Política / Transparência

STJ mantém ação derivada da Lava Jato que implica deputado de MS em esquema de propina

Ministro Herman Benjamin negou provimento a recurso e garantiu continuidade de ação de improbidade administrativa

Jones Mário Publicado em 03/08/2021, às 16h57

Deputado federal Vander Loubet, do PT de Mato Grosso do Sul
Deputado federal Vander Loubet, do PT de Mato Grosso do Sul - Reprodução/Twitter

O ministro do STJ (Superior Tribunal de Justiça) Herman Benjamin negou provimento a recurso especial e, com isso, manteve o andamento de ação derivada da Operação Lava Jato que implica o deputado federal Vander Loubet (PT-MS). O processo corre na 1ª Vara Federal de Curitiba (PR).

A apelação partiu de Pedro Paulo Bergamaschi Leoni Ramos, secretário de Assuntos Estratégicos no governo do presidente Fernando Collor de Melo e apontado como responsável pelo repasse de propina paga a agentes políticos a partir de contratos firmados pela BR Distribuidora - subsidiária da Petrobras.

Leoni Ramos alegava ilegitimidade da União em propor a ação civil pública de improbidade administrativa contra ele, Vander Loubet, Roseli da Cruz Loubet (esposa do deputado) e Ademar Chagas da Cruz (cunhado de Vander). O argumento foi rejeitado pelo ministro Herman Benjamin, conforme decisão publicada hoje (3).

Na prática, a sentença garante a continuidade da ação que aponta suposto pagamento de propina ao deputado federal Vander Loubet em virtude de um alegado esquema de fraude em licitações da BR Distribuidora. Ajuizado em 2017, o feito tem origem nas investigações da Lava Jato e chegou a motivar o bloqueio de R$ 3,6 milhões em bens do parlamentar.

As supostas irregularidades remontam aos anos de 2012 a 2014. Segundo AGU (Advocacia-Geral da União), MPF (Ministério Público Federal) e a própria Petrobras - autores da ação -, a propina seria paga em espécie, com intermédio do doleiro Alberto Youssef.

Vander e sua esposa tiveram sigilos bancários quebrados. As investigações indicaram confusão patrimonial, com 340 transferências identificadas entre eles, e uma variação patrimonial que sugeria enriquecimento ilícito.

O deputado defende que o caso não cabe à 1ª Vara Federal de Curitiba, uma vez que ele é parlamentar federal. O petista ainda levanta suposta incompetência territorial do juízo e também sustenta que a União é parte ilegítima. Além disso, se manifesta pela inconstitucionalidade da lei que dispõe sobre as sanções por enriquecimento ilícito.

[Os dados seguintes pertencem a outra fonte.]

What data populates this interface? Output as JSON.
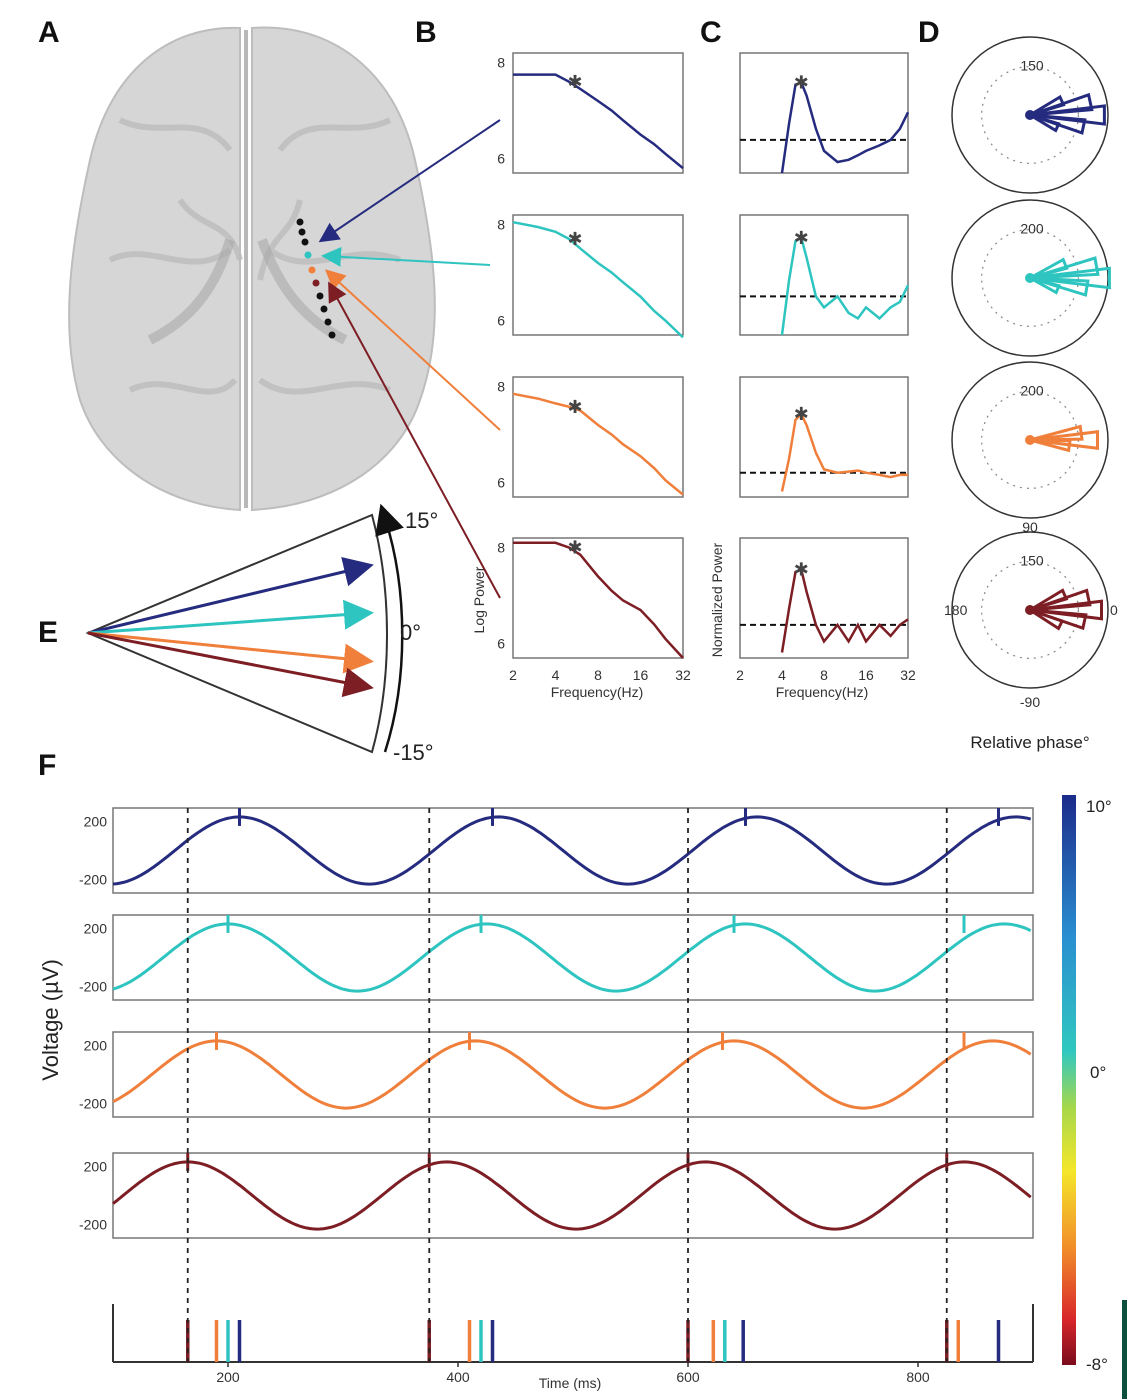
{
  "panels": {
    "A": "A",
    "B": "B",
    "C": "C",
    "D": "D",
    "E": "E",
    "F": "F"
  },
  "colors": {
    "blue": "#252b7e",
    "cyan": "#2ec4c0",
    "orange": "#ef7f3a",
    "red": "#7d1d24"
  },
  "panel_B": {
    "ylabel": "Log Power",
    "xlabel": "Frequency(Hz)",
    "yticks": [
      "8",
      "6"
    ],
    "xticks": [
      "2",
      "4",
      "8",
      "16",
      "32"
    ]
  },
  "panel_C": {
    "ylabel": "Normalized Power",
    "xlabel": "Frequency(Hz)",
    "xticks": [
      "2",
      "4",
      "8",
      "16",
      "32"
    ]
  },
  "panel_D": {
    "polar_labels": [
      "150",
      "200",
      "200",
      "150"
    ],
    "angle_labels": {
      "top": "90",
      "left": "180",
      "right": "0",
      "bottom": "-90"
    },
    "xlabel": "Relative phase°"
  },
  "panel_E": {
    "top": "15°",
    "mid": "0°",
    "bottom": "-15°"
  },
  "panel_F": {
    "ylabel": "Voltage (µV)",
    "xlabel": "Time (ms)",
    "yticks": [
      "200",
      "-200"
    ],
    "xticks": [
      "200",
      "400",
      "600",
      "800"
    ],
    "colorbar": {
      "top": "10°",
      "mid": "0°",
      "bottom": "-8°"
    }
  },
  "chart_data": [
    {
      "type": "line",
      "title": "",
      "xlabel": "Frequency(Hz)",
      "ylabel": "Log Power",
      "x_scale": "log2",
      "xlim": [
        2,
        32
      ],
      "ylim": [
        5.7,
        8.2
      ],
      "x": [
        2,
        3,
        4,
        5,
        6,
        8,
        10,
        12,
        16,
        20,
        24,
        32
      ],
      "series": [
        {
          "values": [
            7.75,
            7.75,
            7.75,
            7.6,
            7.45,
            7.2,
            7.0,
            6.8,
            6.5,
            6.3,
            6.1,
            5.8
          ],
          "peak_hz": 5.5
        },
        {
          "values": [
            8.05,
            7.95,
            7.85,
            7.7,
            7.5,
            7.2,
            7.0,
            6.8,
            6.5,
            6.2,
            6.0,
            5.65
          ],
          "peak_hz": 5.5
        },
        {
          "values": [
            7.85,
            7.75,
            7.65,
            7.58,
            7.5,
            7.2,
            7.0,
            6.8,
            6.55,
            6.3,
            6.05,
            5.75
          ],
          "peak_hz": 5.5
        },
        {
          "values": [
            8.1,
            8.1,
            8.1,
            8.0,
            7.85,
            7.4,
            7.1,
            6.9,
            6.7,
            6.4,
            6.1,
            5.7
          ],
          "peak_hz": 5.5
        }
      ]
    },
    {
      "type": "line",
      "title": "",
      "xlabel": "Frequency(Hz)",
      "ylabel": "Normalized Power",
      "x_scale": "log2",
      "xlim": [
        2,
        32
      ],
      "ylim": [
        0,
        1
      ],
      "x": [
        4,
        4.5,
        5,
        5.5,
        6,
        7,
        8,
        10,
        12,
        14,
        16,
        20,
        24,
        28,
        32
      ],
      "series": [
        {
          "values": [
            0.0,
            0.45,
            0.8,
            0.82,
            0.7,
            0.4,
            0.2,
            0.1,
            0.12,
            0.16,
            0.2,
            0.25,
            0.3,
            0.4,
            0.55
          ],
          "threshold": 0.3
        },
        {
          "values": [
            0.0,
            0.5,
            0.85,
            0.88,
            0.7,
            0.35,
            0.25,
            0.35,
            0.2,
            0.15,
            0.25,
            0.15,
            0.25,
            0.3,
            0.45
          ],
          "threshold": 0.35
        },
        {
          "values": [
            0.05,
            0.35,
            0.7,
            0.75,
            0.65,
            0.4,
            0.25,
            0.22,
            0.23,
            0.24,
            0.22,
            0.2,
            0.18,
            0.2,
            0.2
          ],
          "threshold": 0.22
        },
        {
          "values": [
            0.05,
            0.45,
            0.78,
            0.8,
            0.6,
            0.3,
            0.15,
            0.3,
            0.15,
            0.3,
            0.15,
            0.3,
            0.2,
            0.3,
            0.35
          ],
          "threshold": 0.3
        }
      ]
    },
    {
      "type": "polar-histogram",
      "xlabel": "Relative phase°",
      "rings": [
        150,
        200,
        200,
        150
      ],
      "peak_directions_deg": [
        0,
        0,
        0,
        0
      ]
    },
    {
      "type": "line",
      "xlabel": "Time (ms)",
      "ylabel": "Voltage (µV)",
      "xlim": [
        100,
        900
      ],
      "ylim": [
        -250,
        250
      ],
      "series": [
        {
          "amplitude": 230,
          "period_ms": 225,
          "peak_ms": [
            210,
            430,
            650,
            870
          ]
        },
        {
          "amplitude": 230,
          "period_ms": 225,
          "peak_ms": [
            200,
            420,
            640,
            840
          ]
        },
        {
          "amplitude": 230,
          "period_ms": 225,
          "peak_ms": [
            190,
            410,
            630,
            840
          ]
        },
        {
          "amplitude": 230,
          "period_ms": 225,
          "peak_ms": [
            165,
            375,
            600,
            825
          ]
        }
      ],
      "dashed_lines_ms": [
        165,
        375,
        600,
        825
      ],
      "spike_times": [
        {
          "t": [
            165,
            375,
            600,
            825
          ],
          "color": "red"
        },
        {
          "t": [
            190,
            410,
            622,
            835
          ],
          "color": "orange"
        },
        {
          "t": [
            200,
            420,
            632
          ],
          "color": "cyan"
        },
        {
          "t": [
            210,
            430,
            648,
            870
          ],
          "color": "blue"
        }
      ]
    }
  ]
}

A ação está na fase de audiências de instrução. Testemunhas arroladas por União e pelos réus serão ouvidas em outubro. Vítima da covid-19, o deputado estadual Cabo Almi seria um dos interrogados.

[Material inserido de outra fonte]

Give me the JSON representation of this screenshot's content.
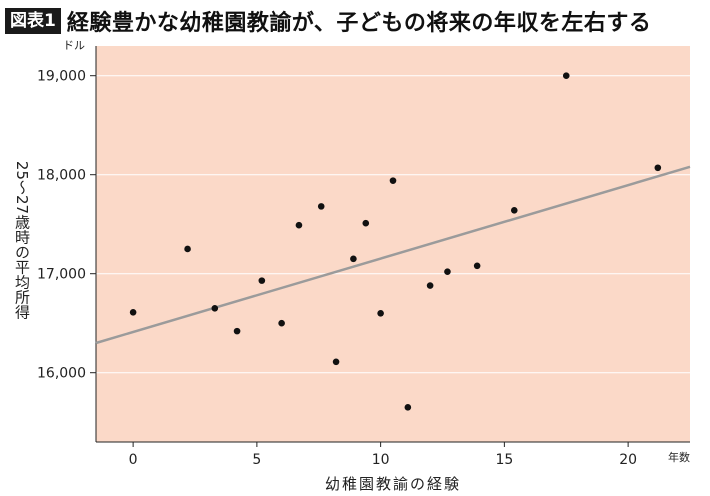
{
  "header": {
    "badge": "図表1",
    "title": "経験豊かな幼稚園教諭が、子どもの将来の年収を左右する"
  },
  "colors": {
    "plot_bg": "#fbd9c8",
    "point": "#111111",
    "trend": "#9b9b9b",
    "grid": "#ffffff"
  },
  "chart_data": {
    "type": "scatter",
    "xlabel": "幼稚園教諭の経験",
    "ylabel": "25〜27歳時の平均所得",
    "x_unit": "年数",
    "y_unit": "ドル",
    "xlim": [
      -1.5,
      22.5
    ],
    "ylim": [
      15300,
      19300
    ],
    "xticks": [
      0,
      5,
      10,
      15,
      20
    ],
    "xtick_labels": [
      "0",
      "5",
      "10",
      "15",
      "20"
    ],
    "yticks": [
      16000,
      17000,
      18000,
      19000
    ],
    "ytick_labels": [
      "16,000",
      "17,000",
      "18,000",
      "19,000"
    ],
    "grid": "horizontal",
    "points": [
      {
        "x": 0.0,
        "y": 16610
      },
      {
        "x": 2.2,
        "y": 17250
      },
      {
        "x": 3.3,
        "y": 16650
      },
      {
        "x": 4.2,
        "y": 16420
      },
      {
        "x": 5.2,
        "y": 16930
      },
      {
        "x": 6.0,
        "y": 16500
      },
      {
        "x": 6.7,
        "y": 17490
      },
      {
        "x": 7.6,
        "y": 17680
      },
      {
        "x": 8.2,
        "y": 16110
      },
      {
        "x": 8.9,
        "y": 17150
      },
      {
        "x": 9.4,
        "y": 17510
      },
      {
        "x": 10.0,
        "y": 16600
      },
      {
        "x": 10.5,
        "y": 17940
      },
      {
        "x": 11.1,
        "y": 15650
      },
      {
        "x": 12.0,
        "y": 16880
      },
      {
        "x": 12.7,
        "y": 17020
      },
      {
        "x": 13.9,
        "y": 17080
      },
      {
        "x": 15.4,
        "y": 17640
      },
      {
        "x": 17.5,
        "y": 19000
      },
      {
        "x": 21.2,
        "y": 18070
      }
    ],
    "trendline": {
      "x": [
        -1.5,
        22.5
      ],
      "y": [
        16300,
        18080
      ]
    }
  }
}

STF absolveu deputado em 2020

O caso também gerou abertura de inquérito no STF (Superior Tribunal Federal), que por sua vez originou uma ação penal. Relator do feito, o ministro Edson Fachin absolveu Vander, Ademar e Pedro Paulo em agosto do ano passado, por falta de provas. As acusações contra Roseli já haviam sido rejeitadas antes.

Segundo decisão de Fachin, as informações juntadas eram suficientes apenas para reproduzir a influência política de integrantes do PT (Partido dos Trabalhadores) sobre diretorias da BR Distribuidora.